Not quite. The Fifth Estate works awfully hard to represent such corporeally challenged notions as sock puppets and denial-of-service attacks. Working from a screenplay by Josh Singer (Fringe, The West Wing), Twilight sequel director Bill Condon visualises empty, snowy rooms and batches of multiple (about damned time) Benedict Cumberbatches in a glossy, dreamy, corny way that reminds the viewer of, well, the Twilight sequels.
By now you know the plot: Berliner boffin Daniel Domscheit-Berg (Daniel Brühl) is charmed by charismatic Assange into working for Wikileaks, a non-profit platform for anonymous document leaking. Once Assange’s quest against secrecy attracts admirers and prominent leeches – take a bow, newspapers of the world – his controlling, petulant tendencies become increasingly apparent.
Carting around a big broken bromance, The Fifth Estate really, really wants to be All the President’s Men when it grows up. To this end, the final section gains an impressive dramatic momentum, and Cumberbatch and Brühl certainly match the mad skills of Hoffman and Redford.

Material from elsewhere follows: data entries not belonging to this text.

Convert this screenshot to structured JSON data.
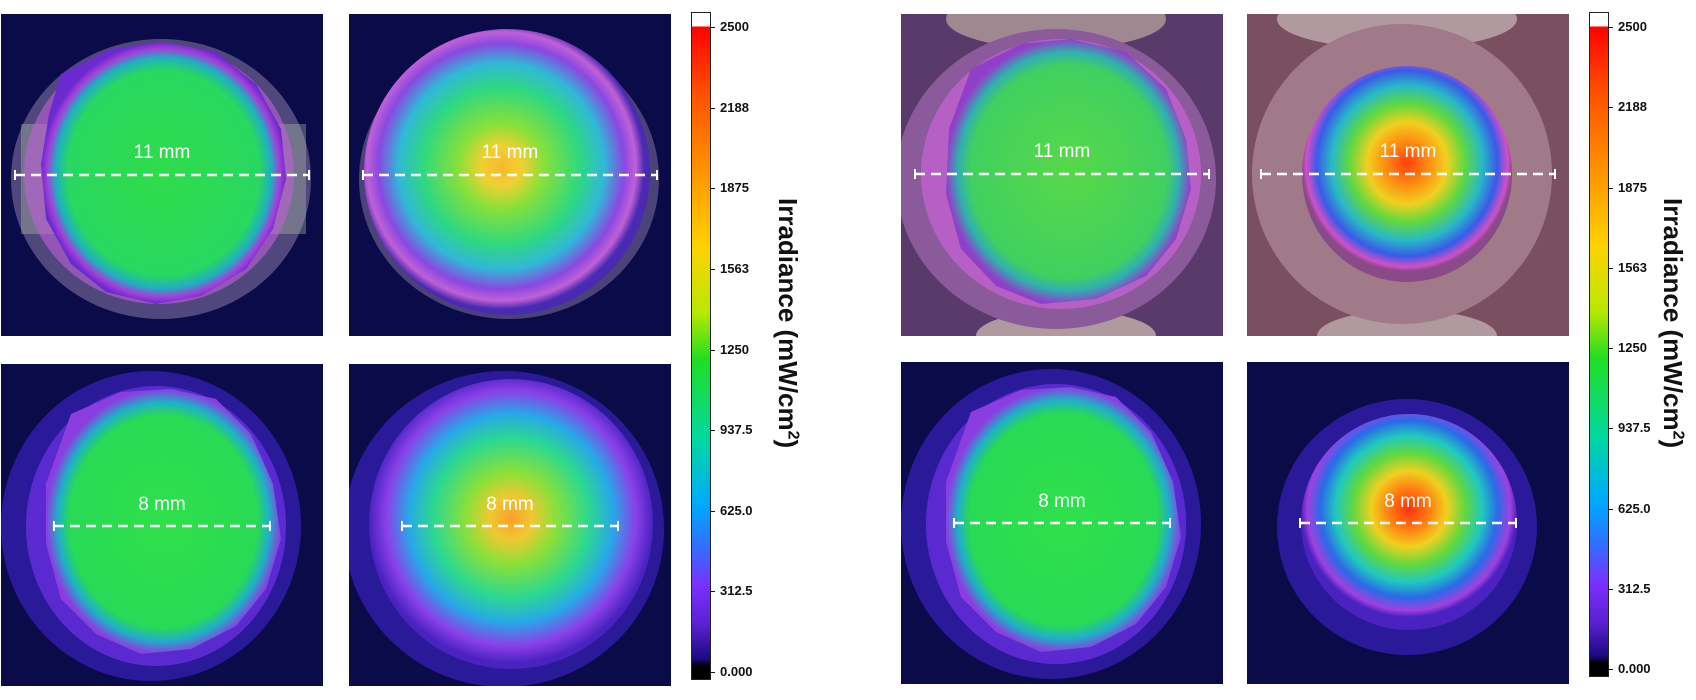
{
  "colorbar": {
    "title_main": "Irradiance (mW/cm",
    "title_sup": "2",
    "title_close": ")",
    "ticks": [
      "2500",
      "2188",
      "1875",
      "1563",
      "1250",
      "937.5",
      "625.0",
      "312.5",
      "0.000"
    ]
  },
  "panels": [
    {
      "id": "a",
      "label": "11 mm",
      "style": "flat",
      "background": "tooth-side"
    },
    {
      "id": "b",
      "label": "11 mm",
      "style": "peaked",
      "background": "tooth-side"
    },
    {
      "id": "c",
      "label": "8 mm",
      "style": "flat",
      "background": "plain"
    },
    {
      "id": "d",
      "label": "8 mm",
      "style": "peaked",
      "background": "plain"
    },
    {
      "id": "e",
      "label": "11 mm",
      "style": "flat",
      "background": "tooth-occlusal"
    },
    {
      "id": "f",
      "label": "11 mm",
      "style": "hot",
      "background": "tooth-occlusal"
    },
    {
      "id": "g",
      "label": "8 mm",
      "style": "flat",
      "background": "plain"
    },
    {
      "id": "h",
      "label": "8 mm",
      "style": "hot",
      "background": "plain"
    }
  ],
  "colors": {
    "background": "#0b0b4a",
    "halo": "#5a25c8",
    "flat_fill": "#22dd44",
    "peak": "#ff3010",
    "scale_top": "#ff0000",
    "scale_bottom": "#000000"
  }
}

They are, unhappily, hampered by a narrative that relies heavily on such unlovely, sexist movie clichés as Nagging Girlfriend and on the tired notion that we’re watching Assange through the eyes of a disgruntled former employee.
Cumberbatch, against the odds, brings an Asperger cool to the Wikileaks founder. But we might, one feels, learn more about Julian Assange by staring at the walls of the Ecuadorian Embassy in London where he currently resides.
No whistles were blown during the making of this movie: what a shame.